Menurut sumber-sumber lokal, Maluku telah dikunjungi umat Islam
sejak abad ke-14 ketika Ternate dipimpin oleh raja ke-12, Molomateya (1350-
1357). Muslim Arab yang datang ke Ternate telah memberikan petunjuk dalam
pembuatan kapal. Setelah kepemimpinan Marhum, kemudian datang Maulana
Husein dari Jawa yang ahli dalam menulis teks Arab dan membaca al-Quran,
sehingga dia menarik otoritas dari rakyat Maluku. Namun demikian, raja
yang terkenal memeluk Islam adalah Zainal Abidin yang dipanggil dengan
sebutan Bulawa (raja rempah-rempah) yang memimpin dari 1468-1500
dan mengunjungi Sunan Giri-Gresik dengan ditemani oleh Pendeta Jamilu.

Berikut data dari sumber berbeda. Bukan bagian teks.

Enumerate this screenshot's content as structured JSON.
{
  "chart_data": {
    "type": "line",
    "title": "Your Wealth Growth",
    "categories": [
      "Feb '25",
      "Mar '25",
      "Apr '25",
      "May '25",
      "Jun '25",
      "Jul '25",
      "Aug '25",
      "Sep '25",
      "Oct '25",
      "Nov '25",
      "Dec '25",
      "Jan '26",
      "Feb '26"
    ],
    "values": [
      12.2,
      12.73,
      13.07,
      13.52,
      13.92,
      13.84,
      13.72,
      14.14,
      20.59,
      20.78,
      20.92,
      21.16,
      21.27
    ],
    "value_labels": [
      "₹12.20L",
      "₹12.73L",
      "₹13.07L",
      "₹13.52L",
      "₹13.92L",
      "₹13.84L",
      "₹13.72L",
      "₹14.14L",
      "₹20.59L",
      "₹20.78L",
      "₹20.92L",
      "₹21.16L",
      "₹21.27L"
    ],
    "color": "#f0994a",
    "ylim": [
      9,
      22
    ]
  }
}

Sekembalinya dari J awa, raja ini ditemani oleh seorang pendeta bernama
Tuhubahahul.
Sumber-sumber sejarah lain, yaitu Sum a Oriental yang ditulis oleh Tome
Pires (1512-1515) dan A Treatise on the Moluccas-Historia das Moluccas yang
ditulis oleh Antonio Galvao sekitar tahun 1544, memberikan pendapat yang
sama bahwa raja-raja di Maluku memeluk Islam sekitar 1460-1465 , Menurut Tome Pires, Raja Ternate yang
memeluk Islam adalah Sultan Ben Acorala dan hanya Raja Ternate ini yang
menggunakan gelar sultan, sementara raja-raja lain dipanggil sebagai raja
atau kolano. Selain Ternate dan Tidore, Tome Pires juga menyebutkan bahwa
umat Islam telah ditemukan di Banda, Haruku, Makian, Motir, dan Bacan .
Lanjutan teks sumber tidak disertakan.